MediaTek, the world's No. 2 mobile chipmaker, on Wednesday said its revenue for the current quarter ending March is expected to drop up to 20% due to weak smartphone sales in China.
"We have seen that Chinese customers were more conservative in placing orders in the last quarter and in the current quarter, as the country's domestic market slows down substantially," Rick Tsai, MediaTek's co-chief executive, said in an earnings call.
"For all of 2018, we expect to find the smartphone market saturated, as it is taking much longer for consumers to purchase a new phone," Tsai added.
However, MediaTek's officer sees sales of mid-range smartphones to continue to grow.
Tsai added that the company would bring facial recognition, computer vision and artificial intelligence applications to chipsets for mid-range phones.
For the first quarter of this year, MediaTek projected that its revenue will be between 48.3 billion New Taiwan dollars and NT$53.2 billion ($1.65 billion and $1.82 billion), down as much as 13.8% from the same period a year earlier, and down 12% to 20% from the fourth quarter of last year.

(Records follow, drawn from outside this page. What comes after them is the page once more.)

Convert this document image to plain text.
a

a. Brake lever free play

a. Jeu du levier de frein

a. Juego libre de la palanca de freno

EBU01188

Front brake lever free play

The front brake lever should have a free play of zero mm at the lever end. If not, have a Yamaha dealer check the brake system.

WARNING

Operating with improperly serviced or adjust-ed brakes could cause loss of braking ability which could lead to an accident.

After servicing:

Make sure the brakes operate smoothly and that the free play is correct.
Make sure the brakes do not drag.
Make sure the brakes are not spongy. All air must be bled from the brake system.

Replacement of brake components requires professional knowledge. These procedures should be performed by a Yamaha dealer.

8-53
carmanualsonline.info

MediaTek is competing with Qualcomm in the smartphoen chip market. On Jan. 24, Qualcomm was slapped with a fine of 997 million euros ($1.24 billion) by European Union regulators for paying Apple to exclusively use its chips, from 2011 to 2016. The world's No. 1 mobile chip company also recently began paying a $778 million penalty in 60 installments to Taiwan's antitrust watchdog, which ruled in October that the company violated antitrust laws. Qualcomm was hit with similar fines in South Korea in 2016 and China in 2015.
Qualcomm is also in a series of legal battles with Apple over licensing fees, and it is fighting a hostile takeover bid by its U.S. rival Broadcom.
For all of 2017, MediaTek had revenue of NT$238.21 billion, down 13.5% from the previous year due to a loss in market share to Qualcomm.